Sri Lankans have been suffering from shortages of fuel, power, food, medicines and other items for weeks, and doctors say the entire health system could collapse. Street protests began a month ago and have intensified in recent days, with people openly defying the emergency and a weekend curfew to demand the ouster of Rajapaksa.

“May I remind you that 6.9 million people voted for the president,” Highways Minister Johnston Fernando said in parliament in response to criticism from the opposition.

“As a government, we are clearly saying the president will not resign under any circumstances.
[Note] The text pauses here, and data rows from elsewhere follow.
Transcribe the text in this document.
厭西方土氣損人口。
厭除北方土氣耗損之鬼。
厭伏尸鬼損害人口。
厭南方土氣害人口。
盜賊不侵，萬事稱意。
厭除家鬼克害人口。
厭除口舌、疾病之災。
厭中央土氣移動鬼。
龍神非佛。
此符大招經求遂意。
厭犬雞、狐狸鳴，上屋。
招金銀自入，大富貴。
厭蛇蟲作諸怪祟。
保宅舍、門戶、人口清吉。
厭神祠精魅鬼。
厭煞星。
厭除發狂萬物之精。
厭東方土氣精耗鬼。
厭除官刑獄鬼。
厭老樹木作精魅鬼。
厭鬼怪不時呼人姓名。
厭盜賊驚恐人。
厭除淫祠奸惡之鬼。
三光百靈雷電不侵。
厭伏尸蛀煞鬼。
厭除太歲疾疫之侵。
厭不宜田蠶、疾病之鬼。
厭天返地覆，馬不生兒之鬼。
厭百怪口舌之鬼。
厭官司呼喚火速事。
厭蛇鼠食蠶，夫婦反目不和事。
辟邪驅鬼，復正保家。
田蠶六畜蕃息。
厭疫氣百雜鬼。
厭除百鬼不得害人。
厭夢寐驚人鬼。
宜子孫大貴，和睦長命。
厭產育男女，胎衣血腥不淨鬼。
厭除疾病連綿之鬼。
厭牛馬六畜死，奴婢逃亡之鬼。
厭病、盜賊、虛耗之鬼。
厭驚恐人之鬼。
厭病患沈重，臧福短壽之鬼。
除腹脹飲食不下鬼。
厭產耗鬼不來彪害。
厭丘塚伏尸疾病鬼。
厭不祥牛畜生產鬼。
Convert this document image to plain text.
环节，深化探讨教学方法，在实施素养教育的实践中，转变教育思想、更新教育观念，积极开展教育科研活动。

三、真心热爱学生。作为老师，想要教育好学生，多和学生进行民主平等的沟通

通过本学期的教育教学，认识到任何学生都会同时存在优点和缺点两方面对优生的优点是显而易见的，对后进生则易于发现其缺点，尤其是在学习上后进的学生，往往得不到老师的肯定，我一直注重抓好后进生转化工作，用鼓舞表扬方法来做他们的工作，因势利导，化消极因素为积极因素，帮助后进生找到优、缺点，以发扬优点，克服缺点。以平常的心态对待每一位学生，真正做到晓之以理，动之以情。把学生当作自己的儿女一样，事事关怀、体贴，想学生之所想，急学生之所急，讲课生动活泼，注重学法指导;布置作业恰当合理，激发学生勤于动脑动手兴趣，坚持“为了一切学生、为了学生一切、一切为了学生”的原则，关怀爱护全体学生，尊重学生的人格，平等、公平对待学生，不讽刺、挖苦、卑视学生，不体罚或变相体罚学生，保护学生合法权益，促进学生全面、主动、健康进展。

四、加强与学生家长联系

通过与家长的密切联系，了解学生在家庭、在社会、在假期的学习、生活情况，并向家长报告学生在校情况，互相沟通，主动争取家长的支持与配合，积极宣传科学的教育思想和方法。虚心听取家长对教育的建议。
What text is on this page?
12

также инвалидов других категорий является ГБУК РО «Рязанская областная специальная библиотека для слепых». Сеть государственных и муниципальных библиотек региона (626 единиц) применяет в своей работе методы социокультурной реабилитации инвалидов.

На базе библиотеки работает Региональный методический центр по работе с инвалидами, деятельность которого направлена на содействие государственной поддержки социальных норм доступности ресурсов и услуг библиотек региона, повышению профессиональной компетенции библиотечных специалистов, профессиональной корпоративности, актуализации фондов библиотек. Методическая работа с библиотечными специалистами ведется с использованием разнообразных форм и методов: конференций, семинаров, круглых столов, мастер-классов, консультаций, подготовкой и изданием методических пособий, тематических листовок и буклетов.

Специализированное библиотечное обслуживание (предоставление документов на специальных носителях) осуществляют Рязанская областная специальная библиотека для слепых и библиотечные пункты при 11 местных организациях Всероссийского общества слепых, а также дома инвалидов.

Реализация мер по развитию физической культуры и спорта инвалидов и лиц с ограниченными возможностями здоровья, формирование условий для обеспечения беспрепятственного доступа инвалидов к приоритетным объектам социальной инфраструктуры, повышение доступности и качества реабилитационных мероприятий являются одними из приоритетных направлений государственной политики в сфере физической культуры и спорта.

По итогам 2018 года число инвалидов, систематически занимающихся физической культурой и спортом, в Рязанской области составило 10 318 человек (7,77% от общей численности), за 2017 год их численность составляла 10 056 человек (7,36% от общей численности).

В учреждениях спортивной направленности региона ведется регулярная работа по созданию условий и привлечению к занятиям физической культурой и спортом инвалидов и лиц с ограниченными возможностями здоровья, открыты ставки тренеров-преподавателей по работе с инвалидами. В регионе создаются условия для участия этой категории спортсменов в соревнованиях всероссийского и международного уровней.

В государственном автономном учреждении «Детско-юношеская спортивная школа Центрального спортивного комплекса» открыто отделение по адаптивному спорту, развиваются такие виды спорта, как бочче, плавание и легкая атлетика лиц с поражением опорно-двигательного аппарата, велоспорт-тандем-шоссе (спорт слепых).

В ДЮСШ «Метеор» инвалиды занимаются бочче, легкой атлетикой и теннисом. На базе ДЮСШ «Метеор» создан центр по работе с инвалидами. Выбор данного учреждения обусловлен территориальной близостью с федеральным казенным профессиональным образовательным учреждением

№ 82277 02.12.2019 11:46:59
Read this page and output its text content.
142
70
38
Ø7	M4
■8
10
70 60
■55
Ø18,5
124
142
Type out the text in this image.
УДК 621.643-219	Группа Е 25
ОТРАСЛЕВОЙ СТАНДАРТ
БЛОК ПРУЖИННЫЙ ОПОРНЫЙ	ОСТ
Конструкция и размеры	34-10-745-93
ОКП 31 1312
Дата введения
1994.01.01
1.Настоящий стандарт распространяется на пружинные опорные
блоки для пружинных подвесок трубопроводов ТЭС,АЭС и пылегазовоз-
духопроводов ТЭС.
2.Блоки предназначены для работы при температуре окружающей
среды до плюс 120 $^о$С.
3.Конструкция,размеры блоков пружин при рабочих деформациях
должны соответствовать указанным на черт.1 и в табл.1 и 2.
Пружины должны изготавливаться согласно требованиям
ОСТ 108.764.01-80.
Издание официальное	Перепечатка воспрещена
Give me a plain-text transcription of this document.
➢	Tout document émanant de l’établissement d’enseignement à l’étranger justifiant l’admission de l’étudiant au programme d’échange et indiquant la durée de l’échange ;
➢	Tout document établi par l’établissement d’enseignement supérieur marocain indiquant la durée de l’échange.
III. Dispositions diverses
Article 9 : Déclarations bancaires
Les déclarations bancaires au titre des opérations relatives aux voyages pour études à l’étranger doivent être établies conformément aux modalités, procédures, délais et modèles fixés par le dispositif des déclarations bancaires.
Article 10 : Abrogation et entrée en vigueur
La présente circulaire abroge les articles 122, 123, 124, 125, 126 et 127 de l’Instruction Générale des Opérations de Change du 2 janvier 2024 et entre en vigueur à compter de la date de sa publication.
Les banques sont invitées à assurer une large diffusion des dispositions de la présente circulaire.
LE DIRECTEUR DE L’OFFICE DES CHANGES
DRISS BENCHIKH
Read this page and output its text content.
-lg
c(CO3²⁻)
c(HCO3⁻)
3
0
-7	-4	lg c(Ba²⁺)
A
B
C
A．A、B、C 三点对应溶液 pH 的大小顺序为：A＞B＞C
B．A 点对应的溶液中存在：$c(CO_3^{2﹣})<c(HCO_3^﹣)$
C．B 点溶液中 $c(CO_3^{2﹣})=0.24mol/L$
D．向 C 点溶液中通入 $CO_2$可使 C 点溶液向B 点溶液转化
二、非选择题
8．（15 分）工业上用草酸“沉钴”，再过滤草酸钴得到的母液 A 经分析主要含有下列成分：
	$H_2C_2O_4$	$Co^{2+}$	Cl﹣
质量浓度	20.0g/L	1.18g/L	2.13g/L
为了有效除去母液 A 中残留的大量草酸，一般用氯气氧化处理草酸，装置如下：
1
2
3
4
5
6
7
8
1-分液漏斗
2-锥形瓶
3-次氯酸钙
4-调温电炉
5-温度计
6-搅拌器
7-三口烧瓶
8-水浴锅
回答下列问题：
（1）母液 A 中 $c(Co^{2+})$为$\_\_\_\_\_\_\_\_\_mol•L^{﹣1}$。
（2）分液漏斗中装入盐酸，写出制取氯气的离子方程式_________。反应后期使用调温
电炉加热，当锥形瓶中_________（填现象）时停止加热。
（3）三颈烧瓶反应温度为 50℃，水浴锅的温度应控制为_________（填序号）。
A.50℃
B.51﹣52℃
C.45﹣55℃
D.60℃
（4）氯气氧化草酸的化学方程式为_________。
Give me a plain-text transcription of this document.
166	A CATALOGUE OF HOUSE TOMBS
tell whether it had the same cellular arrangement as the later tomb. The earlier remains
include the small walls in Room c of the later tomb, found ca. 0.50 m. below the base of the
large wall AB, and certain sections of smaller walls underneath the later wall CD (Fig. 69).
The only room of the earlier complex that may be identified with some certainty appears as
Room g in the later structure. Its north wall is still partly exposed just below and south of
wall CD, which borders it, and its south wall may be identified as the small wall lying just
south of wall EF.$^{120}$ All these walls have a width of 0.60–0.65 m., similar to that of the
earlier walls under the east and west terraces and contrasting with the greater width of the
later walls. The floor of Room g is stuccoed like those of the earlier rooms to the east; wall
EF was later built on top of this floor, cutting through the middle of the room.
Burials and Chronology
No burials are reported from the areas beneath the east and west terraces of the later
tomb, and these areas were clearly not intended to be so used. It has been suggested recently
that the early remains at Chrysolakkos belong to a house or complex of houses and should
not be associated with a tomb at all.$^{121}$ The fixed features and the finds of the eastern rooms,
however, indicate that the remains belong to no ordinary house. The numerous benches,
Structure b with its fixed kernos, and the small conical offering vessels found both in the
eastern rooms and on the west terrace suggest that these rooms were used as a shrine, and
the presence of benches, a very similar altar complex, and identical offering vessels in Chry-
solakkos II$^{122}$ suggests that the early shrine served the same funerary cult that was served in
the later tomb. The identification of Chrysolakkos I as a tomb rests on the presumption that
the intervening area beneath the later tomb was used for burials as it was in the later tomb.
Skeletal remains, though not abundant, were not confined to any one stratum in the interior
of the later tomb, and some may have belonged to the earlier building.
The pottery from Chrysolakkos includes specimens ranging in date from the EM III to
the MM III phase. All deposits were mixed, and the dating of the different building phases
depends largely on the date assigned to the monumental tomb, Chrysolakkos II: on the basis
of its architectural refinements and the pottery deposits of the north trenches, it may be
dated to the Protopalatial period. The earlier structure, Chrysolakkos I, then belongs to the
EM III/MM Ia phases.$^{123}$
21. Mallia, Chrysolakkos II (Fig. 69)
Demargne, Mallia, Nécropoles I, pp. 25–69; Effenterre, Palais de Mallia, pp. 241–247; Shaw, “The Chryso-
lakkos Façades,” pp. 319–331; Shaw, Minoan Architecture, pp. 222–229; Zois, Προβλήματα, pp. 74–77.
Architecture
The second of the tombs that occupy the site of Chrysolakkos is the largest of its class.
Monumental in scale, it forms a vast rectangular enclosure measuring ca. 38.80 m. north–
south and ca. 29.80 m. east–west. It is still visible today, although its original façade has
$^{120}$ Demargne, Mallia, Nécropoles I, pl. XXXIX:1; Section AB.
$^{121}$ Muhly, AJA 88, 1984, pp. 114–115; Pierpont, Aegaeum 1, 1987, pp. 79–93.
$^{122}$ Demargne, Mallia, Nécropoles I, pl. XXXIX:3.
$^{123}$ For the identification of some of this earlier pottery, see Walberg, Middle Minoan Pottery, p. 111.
We will face this.”

After Fernando’s speech, nearly 200 doctors, some in their blue scrubs, marched down a road by a national hospital in the commercial capital Colombo, chanting slogans against the government.

“The patients who are on chemotherapy, we have to monitor them carefully. Daily we have to monitor these investigations,” Samararathna said.

“So, if we can’t do it, we can’t decide the way forward. We can’t decide on the proper management. Sometimes our chemotherapy medicines are causing severe side effects, so the only way we have to find it is by doing these investigations.” He said cancer drugs such as Filgrastim and Cytarabine, as well as some antibiotics, were in short supply.

Vasan Ratnasingam, a doctor at Colombo’s Lady Ridgeway Hospital for Children, the largest such free-of-charge facility in Sri Lanka with some 2,000 beds, said they had run out of at least one vital drug, Digoxin, given for heart conditions.